A política – o problema secundário de Biden, logo após evitar um colapso bancário – raramente recompensa a complexidade. As campanhas primárias presidenciais, por exemplo, lucram com a simplicidade de frases de efeito e muitas vezes usam o medo para desencadear impulso. Portanto, mesmo uma falsa percepção de que um presidente estaria distribuindo o dinheiro dos contribuintes que estão lutando para sobreviver pode ser ouro político.
A secretária do Tesouro, Janet Yellen, tentou mais uma vez na quinta-feira explicar o que está acontecendo agora – e por que não é o que aconteceu no passado. Sua delicada tarefa era assegurar aos americanos que o sistema bancário está seguro graças aos esforços do governo, sem provocar comparações com 2008.
“Acionistas e detentores de dívida não estão sendo protegidos pelo governo. É importante ressaltar que nenhum dinheiro do contribuinte está sendo usado ou colocado em risco com esta ação”, disse Yellen ao Comitê de Finanças do Senado.
Suas garantias, no entanto, não impedirão que os críticos tentem retratar as ações do governo como equivalentes a um resgate.

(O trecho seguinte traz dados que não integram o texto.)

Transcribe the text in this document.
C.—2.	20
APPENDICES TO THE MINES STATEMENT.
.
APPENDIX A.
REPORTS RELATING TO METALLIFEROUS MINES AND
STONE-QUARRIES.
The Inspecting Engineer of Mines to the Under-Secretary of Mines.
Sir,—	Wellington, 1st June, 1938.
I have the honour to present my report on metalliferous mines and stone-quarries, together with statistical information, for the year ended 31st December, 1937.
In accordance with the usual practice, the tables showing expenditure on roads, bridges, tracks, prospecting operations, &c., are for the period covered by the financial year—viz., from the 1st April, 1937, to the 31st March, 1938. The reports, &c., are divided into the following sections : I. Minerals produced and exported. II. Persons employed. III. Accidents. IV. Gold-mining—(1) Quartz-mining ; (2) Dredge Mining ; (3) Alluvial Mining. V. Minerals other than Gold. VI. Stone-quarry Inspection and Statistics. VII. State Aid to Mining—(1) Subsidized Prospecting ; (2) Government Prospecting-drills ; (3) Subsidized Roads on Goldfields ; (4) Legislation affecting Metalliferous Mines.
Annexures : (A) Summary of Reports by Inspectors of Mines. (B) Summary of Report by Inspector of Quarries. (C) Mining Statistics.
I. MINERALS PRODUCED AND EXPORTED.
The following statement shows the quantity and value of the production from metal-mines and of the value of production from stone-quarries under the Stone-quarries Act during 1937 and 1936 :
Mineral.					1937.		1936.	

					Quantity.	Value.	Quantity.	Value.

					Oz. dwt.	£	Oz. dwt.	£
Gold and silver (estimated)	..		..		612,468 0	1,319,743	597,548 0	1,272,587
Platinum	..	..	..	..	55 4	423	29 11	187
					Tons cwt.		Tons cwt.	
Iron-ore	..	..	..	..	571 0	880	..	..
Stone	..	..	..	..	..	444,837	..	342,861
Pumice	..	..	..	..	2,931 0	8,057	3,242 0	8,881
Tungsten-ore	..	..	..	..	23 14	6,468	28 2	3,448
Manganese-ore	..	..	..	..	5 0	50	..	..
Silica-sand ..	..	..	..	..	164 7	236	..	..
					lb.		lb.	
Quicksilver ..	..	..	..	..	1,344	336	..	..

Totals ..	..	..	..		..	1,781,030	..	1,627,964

A candidata presidencial republicana Nikki Haley, por exemplo, argumentou esta semana que “Joe Biden está fingindo que isso não é um resgate” e postulou erroneamente que, se o Fundo de Seguro de Depósitos esgotasse, todos os clientes do banco estariam no gancho. Ela ainda alegou falsamente que os depositantes em bancos saudáveis estavam sendo forçados a subsidiar a má administração do SVB. Mas ao contrário de Biden, a ex-governadora da Carolina do Sul está na invejável posição de poder criticar sem ter responsabilidade.
Outro candidato republicano em potencial, o governador da Flórida, Ron DeSantis, distorceu a situação para afirmar que a preocupação “despertada” dos bancos com iniciativas de diversidade, equidade e inclusão fez com que o setor despencasse.
O conceito avançou a estratégia de DeSantis de armar uma guerra cultural para agradar ativistas conservadores. E embora não tenha diagnosticado corretamente os atuais problemas bancários, sua teoria será solidificada na mente de muitos eleitores republicanos por causa do poder da mídia conservadora.
Obama disse que os eleitores consideram os resgates “uma farsa”
Biden entende intimamente os riscos políticos que enfrenta aqui. Como vice-presidente do governo Obama, ele participou das reuniões sombrias que tomaram decisões fatídicas sobre resgates econômicos do governo depois que um novo presidente herdou a pior crise financeira em mais de 70 anos.
Os resgates aos bancos ajudaram a salvar a economia dos EUA, mas mesmo assim alimentaram uma reação política que alimentou o movimento Tea Party, que eliminou os democratas da Câmara nas eleições de 2010. Também semeou um sentimento de ressentimento que foi uma incubadora fértil para o populismo econômico e a reação política do ex-presidente Donald Trump .
Barack Obama escreveu em sua autobiografia, “A Promised Land”, que enquanto os americanos no início de seu mandato estavam frustrados com a recuperação glacial da crise de 2008, “o resgate bancário os levou ao limite”.
“Em todo o espectro político, os eleitores consideraram os resgates bancários uma farsa que permitiu que os barões das finanças saíssem da crise relativamente ilesos”, escreveu Obama.
O futuro político de Biden pode depender de evitar tal fúria do eleitor.